Чума снова спрятал простыню, вызвал слугу, распорядился об ужине, велел убрать в комнате и застелить постель. Вернулся к покоям Донны Элеоноры и вдруг испугался. Что, если все ушли? Где она? Он ринулся к двери, но услышал голоса. Приём продолжался…

Песте стал ждать выхода статс-дам и фрейлин. Сердце его билось неровными толчками, он молча смотрел как за окном в галерее с востока на предместье наползает дымная серая туча. Чего он дрожит? Чего боится? Грациано был внутренне бесстрашен и этот осознанный вдруг липкий страх — не чужой силы, но чужой подлости, бьющей исподтишка, — оледенил злобой сердце.

Чума понял, чего испугался. Испугался, что злобствующая в замке гадина может покуситься на Камиллу, на его женщину. Да, теперь ему было, что терять. Осознание этого страха взбесило Чуму. Он ничего терять был не намерен, он ничего не позволит у себя отнять. Тем более, данное ему Богом. Это не турнир, противника не видишь, но кто смеет заставлять его трястись от страха? Тут Чума спиной ощутил чьё-то присутствие в зале и резко обернулся, бездумно уронив руку на рукоятку даги.

В арочном проходе стоял Лелио Портофино. Он неспешно приблизился, окинув Чуму пристальным взглядом.

— Этой ночью я молился о вашем счастье, Песте. Надеюсь, не зря? У тебя странное лицо. Почему?

Грациано расслабился, вздохнул и пожал плечами.

— Я познал женщину. Вчувствовался в кровь, в плоть, в душу. Женщина сладостна.

— Так что же?

— Я взял её чистоту и отдал ей свою, но… я остался собой.

Духовник окинул своего исповедника странным взглядом.

— А ты, что, ждал овидиевых метаморфоз, что ли? — хмыкнул он.

— Да нет, но я думал, это подарит мне… ну… что-то, чего я не знал в себе доселе. Я стал мужчиной, но я не изменился ни на волос. Кроме сладости соития и жажды новых соитий, да ещё дурного страха потери и какой-то тоски… я не чувствую ничего.

Портофино снова хмыкнул.

— Ты дурак, Песте. Соитие с женщиной не делает мужчиной. Оно может сделать из мужчины либо распутную свинью, и этим весьма рисковал мой духовный сынок Флавио, либо — супруга и отца семейства. В тебе это ничего и не могло изменить, мой мальчик, ты — мужчина per se. Познание женщины! О, если бы все, познавшие женщин, становились мужчинами!

Чума скосил глаз на Аурелиано и улыбнулся. Звучало убедительно. Портофино же продолжил.

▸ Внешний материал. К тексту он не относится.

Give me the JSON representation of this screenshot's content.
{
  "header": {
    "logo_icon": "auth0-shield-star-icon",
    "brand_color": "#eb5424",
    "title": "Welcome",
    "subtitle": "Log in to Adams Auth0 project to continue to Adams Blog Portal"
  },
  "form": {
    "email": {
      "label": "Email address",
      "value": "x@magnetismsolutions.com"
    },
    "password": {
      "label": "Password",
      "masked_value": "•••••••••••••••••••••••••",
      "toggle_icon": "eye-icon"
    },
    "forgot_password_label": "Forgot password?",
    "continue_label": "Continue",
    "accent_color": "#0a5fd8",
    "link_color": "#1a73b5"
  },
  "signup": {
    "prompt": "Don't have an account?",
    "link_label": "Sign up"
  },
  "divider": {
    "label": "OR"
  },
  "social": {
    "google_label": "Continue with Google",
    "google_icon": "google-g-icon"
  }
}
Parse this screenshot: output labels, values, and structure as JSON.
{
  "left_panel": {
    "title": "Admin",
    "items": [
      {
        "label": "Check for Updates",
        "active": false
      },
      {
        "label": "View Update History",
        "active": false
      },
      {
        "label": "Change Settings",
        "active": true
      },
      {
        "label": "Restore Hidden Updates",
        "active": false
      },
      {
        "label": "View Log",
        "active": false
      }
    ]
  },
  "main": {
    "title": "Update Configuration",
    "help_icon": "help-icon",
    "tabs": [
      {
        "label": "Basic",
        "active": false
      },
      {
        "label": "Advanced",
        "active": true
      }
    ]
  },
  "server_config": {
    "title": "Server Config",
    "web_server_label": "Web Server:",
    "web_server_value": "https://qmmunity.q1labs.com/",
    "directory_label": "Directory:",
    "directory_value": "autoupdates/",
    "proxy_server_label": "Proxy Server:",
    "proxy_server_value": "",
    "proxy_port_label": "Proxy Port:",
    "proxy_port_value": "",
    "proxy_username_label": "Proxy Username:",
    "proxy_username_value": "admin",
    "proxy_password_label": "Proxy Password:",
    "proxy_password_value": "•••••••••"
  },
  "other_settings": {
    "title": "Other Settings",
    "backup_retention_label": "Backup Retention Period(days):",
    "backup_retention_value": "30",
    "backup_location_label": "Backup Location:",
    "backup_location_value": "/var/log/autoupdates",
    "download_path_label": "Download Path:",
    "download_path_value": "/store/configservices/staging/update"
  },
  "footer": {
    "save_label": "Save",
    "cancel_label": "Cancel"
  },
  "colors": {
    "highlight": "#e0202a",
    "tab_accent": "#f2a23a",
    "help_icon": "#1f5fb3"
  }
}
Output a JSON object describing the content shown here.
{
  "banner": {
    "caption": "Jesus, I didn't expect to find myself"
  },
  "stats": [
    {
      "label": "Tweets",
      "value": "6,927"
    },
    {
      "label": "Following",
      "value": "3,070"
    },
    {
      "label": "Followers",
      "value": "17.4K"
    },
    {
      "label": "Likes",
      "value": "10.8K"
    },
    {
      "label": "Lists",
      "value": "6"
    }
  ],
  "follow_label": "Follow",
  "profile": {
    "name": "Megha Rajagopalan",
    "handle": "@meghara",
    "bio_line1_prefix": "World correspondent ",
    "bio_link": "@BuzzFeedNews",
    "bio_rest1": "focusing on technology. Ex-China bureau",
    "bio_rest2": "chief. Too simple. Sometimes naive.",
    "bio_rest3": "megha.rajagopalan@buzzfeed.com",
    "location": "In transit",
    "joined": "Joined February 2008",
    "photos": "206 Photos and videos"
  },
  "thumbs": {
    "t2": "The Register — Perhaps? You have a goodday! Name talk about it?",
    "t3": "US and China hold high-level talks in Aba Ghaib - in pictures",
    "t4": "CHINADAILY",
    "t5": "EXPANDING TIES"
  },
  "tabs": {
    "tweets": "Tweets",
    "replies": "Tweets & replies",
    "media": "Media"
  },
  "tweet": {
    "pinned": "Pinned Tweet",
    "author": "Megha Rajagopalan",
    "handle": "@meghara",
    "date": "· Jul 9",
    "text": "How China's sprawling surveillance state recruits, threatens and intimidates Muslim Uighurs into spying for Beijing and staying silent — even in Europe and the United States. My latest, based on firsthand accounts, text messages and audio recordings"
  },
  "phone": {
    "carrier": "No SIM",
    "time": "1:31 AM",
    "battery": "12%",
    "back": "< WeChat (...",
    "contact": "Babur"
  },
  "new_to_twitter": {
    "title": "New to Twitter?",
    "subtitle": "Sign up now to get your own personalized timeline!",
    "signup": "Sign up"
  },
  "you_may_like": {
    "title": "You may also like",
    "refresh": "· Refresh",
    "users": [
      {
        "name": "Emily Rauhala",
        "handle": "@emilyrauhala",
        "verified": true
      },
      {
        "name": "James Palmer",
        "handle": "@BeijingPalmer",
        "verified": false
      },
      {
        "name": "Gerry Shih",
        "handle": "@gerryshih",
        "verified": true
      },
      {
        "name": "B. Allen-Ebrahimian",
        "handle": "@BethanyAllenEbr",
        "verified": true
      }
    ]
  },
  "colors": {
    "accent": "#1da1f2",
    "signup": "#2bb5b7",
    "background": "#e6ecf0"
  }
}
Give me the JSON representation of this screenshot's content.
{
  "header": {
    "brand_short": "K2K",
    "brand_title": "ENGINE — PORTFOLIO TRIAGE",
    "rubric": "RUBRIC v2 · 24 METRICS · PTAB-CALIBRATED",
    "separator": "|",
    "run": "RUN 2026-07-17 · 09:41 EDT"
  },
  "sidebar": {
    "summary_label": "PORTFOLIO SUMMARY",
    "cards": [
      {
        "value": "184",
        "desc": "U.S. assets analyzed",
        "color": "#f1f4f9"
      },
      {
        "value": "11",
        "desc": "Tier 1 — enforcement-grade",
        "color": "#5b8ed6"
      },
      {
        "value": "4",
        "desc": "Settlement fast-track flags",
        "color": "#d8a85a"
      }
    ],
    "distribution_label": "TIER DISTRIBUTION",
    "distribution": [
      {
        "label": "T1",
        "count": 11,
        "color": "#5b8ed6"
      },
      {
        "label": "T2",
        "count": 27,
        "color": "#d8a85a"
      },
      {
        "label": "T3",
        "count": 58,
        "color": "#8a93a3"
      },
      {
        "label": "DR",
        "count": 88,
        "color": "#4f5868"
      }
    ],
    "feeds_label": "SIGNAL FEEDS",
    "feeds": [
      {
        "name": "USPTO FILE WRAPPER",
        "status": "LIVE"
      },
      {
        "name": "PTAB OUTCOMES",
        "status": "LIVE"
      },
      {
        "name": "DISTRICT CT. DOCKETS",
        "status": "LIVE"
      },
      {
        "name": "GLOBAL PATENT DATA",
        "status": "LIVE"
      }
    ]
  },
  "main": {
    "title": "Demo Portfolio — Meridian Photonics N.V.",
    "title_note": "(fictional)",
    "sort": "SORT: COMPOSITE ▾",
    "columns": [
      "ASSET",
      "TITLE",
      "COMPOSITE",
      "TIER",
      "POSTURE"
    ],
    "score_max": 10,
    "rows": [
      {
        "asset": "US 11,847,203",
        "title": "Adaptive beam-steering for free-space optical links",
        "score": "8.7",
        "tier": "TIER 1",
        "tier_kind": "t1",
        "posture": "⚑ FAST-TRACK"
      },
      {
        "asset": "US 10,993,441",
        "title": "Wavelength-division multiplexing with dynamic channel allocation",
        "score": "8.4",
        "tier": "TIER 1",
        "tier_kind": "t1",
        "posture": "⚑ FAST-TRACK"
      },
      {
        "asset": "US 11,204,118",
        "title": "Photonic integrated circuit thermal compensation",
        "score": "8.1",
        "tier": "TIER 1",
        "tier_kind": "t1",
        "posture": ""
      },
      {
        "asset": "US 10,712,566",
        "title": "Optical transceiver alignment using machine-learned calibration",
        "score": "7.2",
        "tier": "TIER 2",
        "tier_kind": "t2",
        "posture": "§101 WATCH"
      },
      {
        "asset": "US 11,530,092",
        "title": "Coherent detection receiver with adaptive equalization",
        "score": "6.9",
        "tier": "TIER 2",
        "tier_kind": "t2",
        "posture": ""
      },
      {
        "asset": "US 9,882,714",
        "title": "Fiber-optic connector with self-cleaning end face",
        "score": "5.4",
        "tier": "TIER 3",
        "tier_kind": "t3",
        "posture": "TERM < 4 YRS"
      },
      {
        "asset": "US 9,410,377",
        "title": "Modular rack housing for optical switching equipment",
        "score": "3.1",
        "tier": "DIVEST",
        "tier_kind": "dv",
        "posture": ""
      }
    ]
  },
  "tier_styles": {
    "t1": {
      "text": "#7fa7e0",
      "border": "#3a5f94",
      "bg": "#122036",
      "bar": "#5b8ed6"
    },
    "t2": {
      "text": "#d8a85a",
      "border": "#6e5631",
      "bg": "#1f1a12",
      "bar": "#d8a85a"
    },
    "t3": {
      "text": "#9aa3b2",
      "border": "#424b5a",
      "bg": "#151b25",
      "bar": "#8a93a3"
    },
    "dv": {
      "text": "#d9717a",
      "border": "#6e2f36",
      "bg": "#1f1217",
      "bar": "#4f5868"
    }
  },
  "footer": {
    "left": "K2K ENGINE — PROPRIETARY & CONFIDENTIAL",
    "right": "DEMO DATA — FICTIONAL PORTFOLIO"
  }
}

— Если я тебя верно понимаю… вчера ты просто потерял свободу.

— Что?

— Первое же освящённое Богом соитие с женщиной лишает мужчину свободы, ибо дарит наслаждение и вяжет по рукам и ногам. Тоска, что в тебе — это плач души по потерянной свободе. Но ты поступил верно. Свобода — выбор царский, а ты… — Лелио ухмыльнулся, — тяжеловат для танцев на облаках, я это всегда чувствовал.

Песте усмехнулся, но тут же снова напрягся и схватил Портофино за запястье.